Ben-Ze’ev, A. (2023). Is casual sex good for you You? Casualness, seriousness and wellbeing in intimate relationships. Philosophies, 8, 2023, 25

Brewer, G., & Hendrie, C. A. (2011). Evidence to suggest that copulatory vocalizations in women are not a reflexive consequence of orgasm. Archives of Sexual Behavior, 40, 559-564

Busby, D. M., Hanna-Walker, V., & Leavitt, C. E. (2022). Is kissing a bellwether of sexual and relationship satisfaction and dissatisfaction? Journal of Sex & Marital Therapy, 48, 133-146.

Busby, D. M., Hanna-Walker, V., & Leavitt, C. E. (2023). A kiss is not just a kiss: kissing frequency, sexual quality, attachment, and sexual and relationship satisfaction.
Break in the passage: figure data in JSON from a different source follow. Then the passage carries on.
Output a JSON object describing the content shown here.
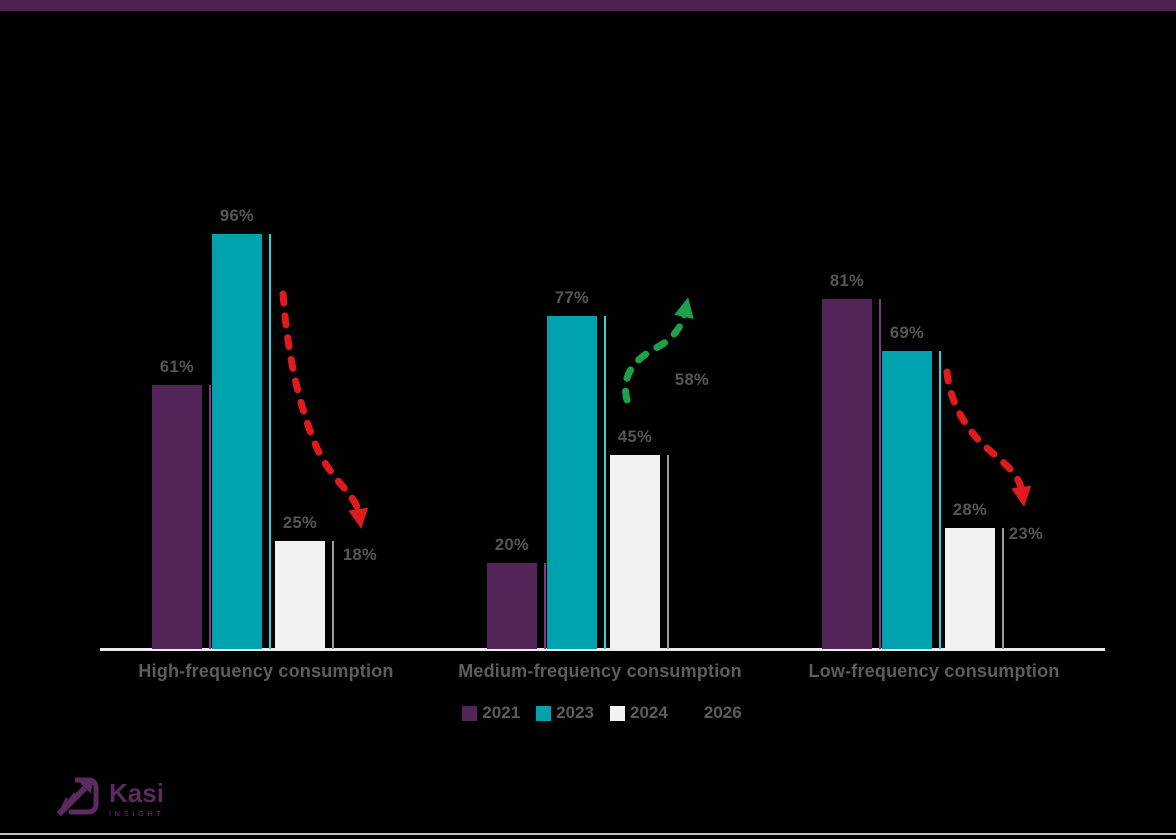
{
  "page": {
    "background_color": "#000000",
    "top_bar_color": "#4e2153"
  },
  "logo": {
    "brand": "Kasi",
    "sub": "INSIGHT",
    "color": "#5c2960"
  },
  "legend": [
    {
      "label": "2021",
      "color": "#522457"
    },
    {
      "label": "2023",
      "color": "#00a2b0"
    },
    {
      "label": "2024",
      "color": "#f2f2f2"
    },
    {
      "label": "2026",
      "color": "#000000"
    }
  ],
  "chart_data": {
    "type": "bar",
    "categories": [
      "High-frequency consumption",
      "Medium-frequency consumption",
      "Low-frequency consumption"
    ],
    "series": [
      {
        "name": "2021",
        "color": "#522457",
        "values": [
          61,
          20,
          81
        ]
      },
      {
        "name": "2023",
        "color": "#00a2b0",
        "values": [
          96,
          77,
          69
        ]
      },
      {
        "name": "2024",
        "color": "#f2f2f2",
        "values": [
          25,
          45,
          28
        ]
      }
    ],
    "projections_2026": [
      {
        "category": "High-frequency consumption",
        "value": 18,
        "trend": "down",
        "arrow_color": "#e01b1e"
      },
      {
        "category": "Medium-frequency consumption",
        "value": 58,
        "trend": "up",
        "arrow_color": "#1ba24b"
      },
      {
        "category": "Low-frequency consumption",
        "value": 23,
        "trend": "down",
        "arrow_color": "#e01b1e"
      }
    ],
    "value_suffix": "%",
    "ylim": [
      0,
      100
    ],
    "grid": false,
    "legend_position": "bottom"
  }
}
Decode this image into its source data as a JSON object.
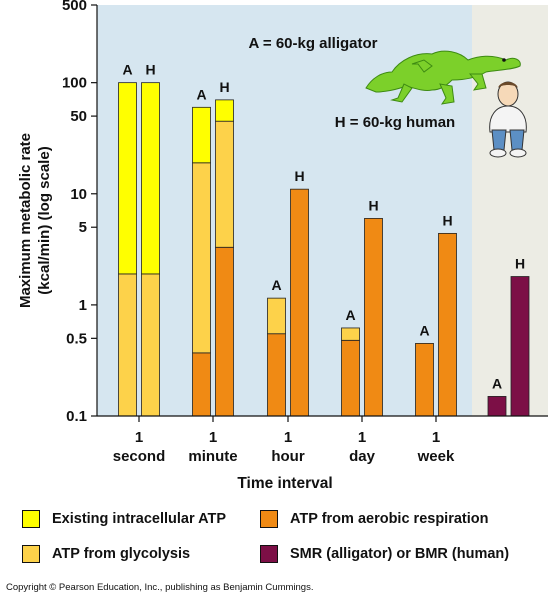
{
  "chart_data": {
    "type": "bar",
    "scale": "log",
    "ylabel_line1": "Maximum metabolic rate",
    "ylabel_line2": "(kcal/min) (log scale)",
    "xlabel": "Time interval",
    "yticks": [
      {
        "value": 0.1,
        "label": "0.1"
      },
      {
        "value": 0.5,
        "label": "0.5"
      },
      {
        "value": 1,
        "label": "1"
      },
      {
        "value": 5,
        "label": "5"
      },
      {
        "value": 10,
        "label": "10"
      },
      {
        "value": 50,
        "label": "50"
      },
      {
        "value": 100,
        "label": "100"
      },
      {
        "value": 500,
        "label": "500"
      }
    ],
    "ylim": [
      0.1,
      500
    ],
    "categories": [
      {
        "num": "1",
        "unit": "second"
      },
      {
        "num": "1",
        "unit": "minute"
      },
      {
        "num": "1",
        "unit": "hour"
      },
      {
        "num": "1",
        "unit": "day"
      },
      {
        "num": "1",
        "unit": "week"
      }
    ],
    "bars": [
      {
        "category": 0,
        "label": "A",
        "segments": [
          {
            "series": "glycolysis",
            "top": 1.9
          },
          {
            "series": "existing",
            "top": 100
          }
        ]
      },
      {
        "category": 0,
        "label": "H",
        "segments": [
          {
            "series": "glycolysis",
            "top": 1.9
          },
          {
            "series": "existing",
            "top": 100
          }
        ]
      },
      {
        "category": 1,
        "label": "A",
        "segments": [
          {
            "series": "aerobic",
            "top": 0.37
          },
          {
            "series": "glycolysis",
            "top": 19
          },
          {
            "series": "existing",
            "top": 60
          }
        ]
      },
      {
        "category": 1,
        "label": "H",
        "segments": [
          {
            "series": "aerobic",
            "top": 3.3
          },
          {
            "series": "glycolysis",
            "top": 45
          },
          {
            "series": "existing",
            "top": 70
          }
        ]
      },
      {
        "category": 2,
        "label": "A",
        "segments": [
          {
            "series": "aerobic",
            "top": 0.55
          },
          {
            "series": "glycolysis",
            "top": 1.15
          }
        ]
      },
      {
        "category": 2,
        "label": "H",
        "segments": [
          {
            "series": "aerobic",
            "top": 11
          }
        ]
      },
      {
        "category": 3,
        "label": "A",
        "segments": [
          {
            "series": "aerobic",
            "top": 0.48
          },
          {
            "series": "glycolysis",
            "top": 0.62
          }
        ]
      },
      {
        "category": 3,
        "label": "H",
        "segments": [
          {
            "series": "aerobic",
            "top": 6
          }
        ]
      },
      {
        "category": 4,
        "label": "A",
        "segments": [
          {
            "series": "aerobic",
            "top": 0.45
          }
        ]
      },
      {
        "category": 4,
        "label": "H",
        "segments": [
          {
            "series": "aerobic",
            "top": 4.4
          }
        ]
      }
    ],
    "standard_rate_bars": [
      {
        "label": "A",
        "value": 0.15
      },
      {
        "label": "H",
        "value": 1.8
      }
    ],
    "series": [
      {
        "key": "existing",
        "name": "Existing intracellular ATP",
        "color": "#ffff00"
      },
      {
        "key": "glycolysis",
        "name": "ATP from glycolysis",
        "color": "#fdd24a"
      },
      {
        "key": "aerobic",
        "name": "ATP from aerobic respiration",
        "color": "#f08a14"
      },
      {
        "key": "smr",
        "name": "SMR (alligator) or BMR (human)",
        "color": "#7c0f46"
      }
    ],
    "annotations": {
      "alligator": "A = 60-kg alligator",
      "human": "H = 60-kg human"
    },
    "grid": false,
    "legend_placement": "bottom"
  },
  "colors": {
    "plot_bg": "#d6e6f0",
    "side_bg": "#ecece4",
    "alligator": "#7cd02a",
    "alligator_dark": "#3d8a12"
  },
  "icons": {
    "alligator": "alligator-illustration",
    "human": "seated-human-illustration"
  },
  "copyright": "Copyright © Pearson Education, Inc., publishing as Benjamin Cummings."
}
Sexual and Relationship Therapy, 38, 7-23.

Koukouna, D., Bossini, L., Casolaro, I., Caterini, C., & Fagiolini, A. (2016). Light therapy as a treatment for sexual dysfunction; focus on testosterone levels. European Neuropsychopharmacology, 26, S606.

Strick, M., Holland, R. W., & van Knippenberg, A. (2008). Seductive eyes: Attractiveness and direct gaze increase desire for associated objects. Cognition, 106, 1487-1496.